= SynCo Bio Partners =

Pharmaceutical company in Amsterdam, the Netherlands

SynCo Bio Partners B.V. is a biopharmaceutical good manufacturing practices (GMP) contract manufacturing organization (CMO) located in Amsterdam, the Netherlands, licensed for clinical and commercial GMP manufacturing of bulk drug substances and drug products. SynCo offers a fully integrated range of biopharmaceutical development and manufacturing services supporting small biotech to large pharmaceutical organizations worldwide from the earliest stages in process development, through preclinical and clinical trials, approval and market supply.

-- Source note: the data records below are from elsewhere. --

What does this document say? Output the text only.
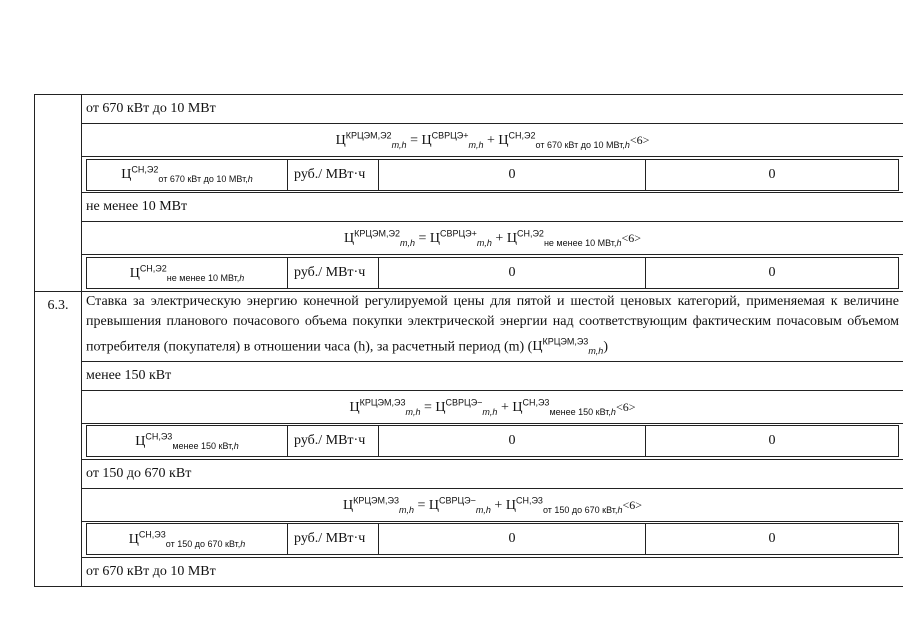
	от 670 кВт до 10 МВт
	$Ц^{КРЦЭМ,Э2}_{m,h} = Ц^{СВРЦЭ+}_{m,h} + Ц^{СН,Э2}_{от 670 кВт до 10 МВт,h}<6>$

$Ц^{СН,Э2}_{от 670 кВт до 10 МВт,h}$	руб./ МВт·ч	0	0

	не менее 10 МВт
	$Ц^{КРЦЭМ,Э2}_{m,h} = Ц^{СВРЦЭ+}_{m,h} + Ц^{СН,Э2}_{не менее 10 МВт,h}<6>$

$Ц^{СН,Э2}_{не менее 10 МВт,h}$	руб./ МВт·ч	0	0

6.3.	Ставка за электрическую энергию конечной регулируемой цены для пятой и шестой ценовых категорий, применяемая к величине превышения планового почасового объема покупки электрической энергии над соответствующим фактическим почасовым объемом потребителя (покупателя) в отношении часа (h), за расчетный период (m) $(Ц^{КРЦЭМ,Э3}_{m,h})$
	менее 150 кВт
	$Ц^{КРЦЭМ,Э3}_{m,h} = Ц^{СВРЦЭ-}_{m,h} + Ц^{СН,Э3}_{менее 150 кВт,h}<6>$

$Ц^{СН,Э3}_{менее 150 кВт,h}$	руб./ МВт·ч	0	0

	от 150 до 670 кВт
	$Ц^{КРЦЭМ,Э3}_{m,h} = Ц^{СВРЦЭ-}_{m,h} + Ц^{СН,Э3}_{от 150 до 670 кВт,h}<6>$

$Ц^{СН,Э3}_{от 150 до 670 кВт,h}$	руб./ МВт·ч	0	0

	от 670 кВт до 10 МВт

SynCo’s multi-purpose GMP facilities offer manufacturing capabilities for microbial- and mammalian-based biopharmaceuticals for worldwide supply. It is one of approximately ten biopharmaceutical CMOs in the world with both clinical and commercial manufacturing experience.
SynCo is a fully owned subsidiary of Wacker Biotech GmbH (a subsidiary of Wacker Chemie AG).

==History==
- 1988 - Cetus Corporation, Emeryville, CA, US establishes its European headquarters, EuroCetus B.V. in Amsterdam, the Netherlands.
- 1990-1991 - EuroCetus facility licensed for production and release of ProLeukin (IL-2) for Europe and rest of world, except US and Japan.
- 1992 – Chiron Corporation acquires Cetus Corporation. Eurocetus B.V. becomes Chiron B.V.
- 1996 – Facility licensed for commercial production of Pertussis vaccine.
- 1997 – Facility licensed by WHO for commercial production of Meningitis A polysaccharides.
- 1997-1999 – Facility licensed by UK, MCA and Italian Health Branch for Meningitis C polysaccharide and CRM197 carrier protein for conjugated vaccine Menjugate.
- 2000 – Facility acquired by Dr William J. Rutter. SynCo Bio Partners B.V. established.
- 2001 – Facility licensed by European Medicines Agency and Health Canada for Meningitis C polysaccharides and CRM197 carrier protein for Menjugate production.
- 2004 – Installation of new air handling systems completed for all of its facilities.
- 2005 – Installation of new aseptic filling machine in its Class A zone, allowing larger batches sizes and expansion of filling ranges.
- 2005 – Expansion of GMP facilities to allow production of a wider range of protein, vaccine and live biotherapeutic products.
- 2006 – Facility licensed by Korean FDA for commercial production.
- 2008 – Expansion of process development capabilities to enable a greater range of projects to be completed.
- 2009 – Facility licensed by Anvisa for commercial production.
- 2011 – Expansion of the Class A zone of its aseptic filling facility successfully completed, allowing SynCo to support new product launches in the US and the rest of the world.
- 2016 – Facility licensed by FDA for commercial production of VaxChora.
- 2018 – SynCo Bio Partners B.V. acquired by Wacker Chemie AG and has become part of Wacker Biotech GmbH.